Liz said nothing. She was strong. But I’m not, at least not as strong as her because I didn’t believe his apology because he’d spent every meeting, including this one, salivating over Liz’s tits. “Fuck you and fuck your apology,” I said to him even though I knew it wasn’t his fault.
Everyone has a tragedy, but that doesn’t make your less tragic, it just makes you more human.
“Please get out. Get out right now,” the woman said.
“What are those for?"
“You don’t understand. She is sick. She’ll hurt me if I don’t defend myself.”
“Bullshit.”
I reached for my phone.
“What are you doing?”
“Calling the police.”
“No. You can’t. She needs me.”
She walked toward me. She had something in her hand but I was too focused on dialing as fast as I could.

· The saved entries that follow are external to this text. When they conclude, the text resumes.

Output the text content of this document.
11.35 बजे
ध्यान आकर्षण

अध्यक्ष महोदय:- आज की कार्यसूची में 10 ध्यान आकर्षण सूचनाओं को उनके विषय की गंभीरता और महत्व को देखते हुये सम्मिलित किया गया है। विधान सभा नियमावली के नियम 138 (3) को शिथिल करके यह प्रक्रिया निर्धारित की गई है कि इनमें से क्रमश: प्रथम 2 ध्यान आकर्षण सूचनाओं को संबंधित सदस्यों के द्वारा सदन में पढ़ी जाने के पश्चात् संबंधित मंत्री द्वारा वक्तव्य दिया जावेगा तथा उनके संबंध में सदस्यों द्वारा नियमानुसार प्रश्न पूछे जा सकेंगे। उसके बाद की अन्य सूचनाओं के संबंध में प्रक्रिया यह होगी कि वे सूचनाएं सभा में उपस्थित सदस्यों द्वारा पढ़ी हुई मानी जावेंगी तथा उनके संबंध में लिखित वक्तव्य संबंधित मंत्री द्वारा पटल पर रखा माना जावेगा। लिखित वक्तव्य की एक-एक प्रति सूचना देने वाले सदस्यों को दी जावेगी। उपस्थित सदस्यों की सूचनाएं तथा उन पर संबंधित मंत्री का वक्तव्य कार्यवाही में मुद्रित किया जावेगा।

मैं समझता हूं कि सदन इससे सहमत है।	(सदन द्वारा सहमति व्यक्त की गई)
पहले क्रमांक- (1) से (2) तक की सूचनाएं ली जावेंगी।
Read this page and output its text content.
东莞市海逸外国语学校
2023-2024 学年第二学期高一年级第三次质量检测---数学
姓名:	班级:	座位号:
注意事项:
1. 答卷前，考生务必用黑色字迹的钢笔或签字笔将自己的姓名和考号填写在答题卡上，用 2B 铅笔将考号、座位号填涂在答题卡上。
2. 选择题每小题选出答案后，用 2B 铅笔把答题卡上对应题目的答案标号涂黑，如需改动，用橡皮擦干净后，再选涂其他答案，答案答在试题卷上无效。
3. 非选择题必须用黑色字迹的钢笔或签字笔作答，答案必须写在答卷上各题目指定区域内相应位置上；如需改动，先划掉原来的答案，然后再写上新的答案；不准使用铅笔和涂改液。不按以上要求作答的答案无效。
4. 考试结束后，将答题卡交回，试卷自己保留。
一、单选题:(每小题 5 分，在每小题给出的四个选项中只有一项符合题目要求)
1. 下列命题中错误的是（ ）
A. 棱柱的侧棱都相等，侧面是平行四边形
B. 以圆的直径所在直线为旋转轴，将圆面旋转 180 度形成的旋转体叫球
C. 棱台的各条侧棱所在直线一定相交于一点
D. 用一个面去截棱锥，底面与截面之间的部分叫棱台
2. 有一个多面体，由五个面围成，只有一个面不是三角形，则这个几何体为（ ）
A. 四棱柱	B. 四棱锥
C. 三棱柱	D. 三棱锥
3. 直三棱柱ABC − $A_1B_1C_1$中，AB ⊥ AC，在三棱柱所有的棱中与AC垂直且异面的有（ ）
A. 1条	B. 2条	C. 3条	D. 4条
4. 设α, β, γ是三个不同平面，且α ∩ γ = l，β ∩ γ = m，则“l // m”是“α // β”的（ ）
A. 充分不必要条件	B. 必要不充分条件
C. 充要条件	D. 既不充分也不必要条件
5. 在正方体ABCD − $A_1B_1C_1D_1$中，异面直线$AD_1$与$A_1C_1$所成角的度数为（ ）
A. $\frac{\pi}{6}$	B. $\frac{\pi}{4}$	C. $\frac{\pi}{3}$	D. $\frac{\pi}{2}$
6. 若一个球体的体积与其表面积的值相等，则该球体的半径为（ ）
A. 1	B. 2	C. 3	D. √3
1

The limping woman walked faster. I put the phone to my ear but by the time I heard a dial tone pain exploded in my abdomen.
I hung up the phone and pressed my hand to my shirt. A pool of blood widened just below my ribs. The limping woman was staring at me, and that’s when I realized I totally missed it.
She stabbed me again.
I dropped the phone and fell to floor. I watched her pick up my phone, stare at the home screen, and smile.
“Cute,” she said.
She was looking at a picture of me and Liz holding the sonogram at our baby shower.
I wanted her to die just for saying that.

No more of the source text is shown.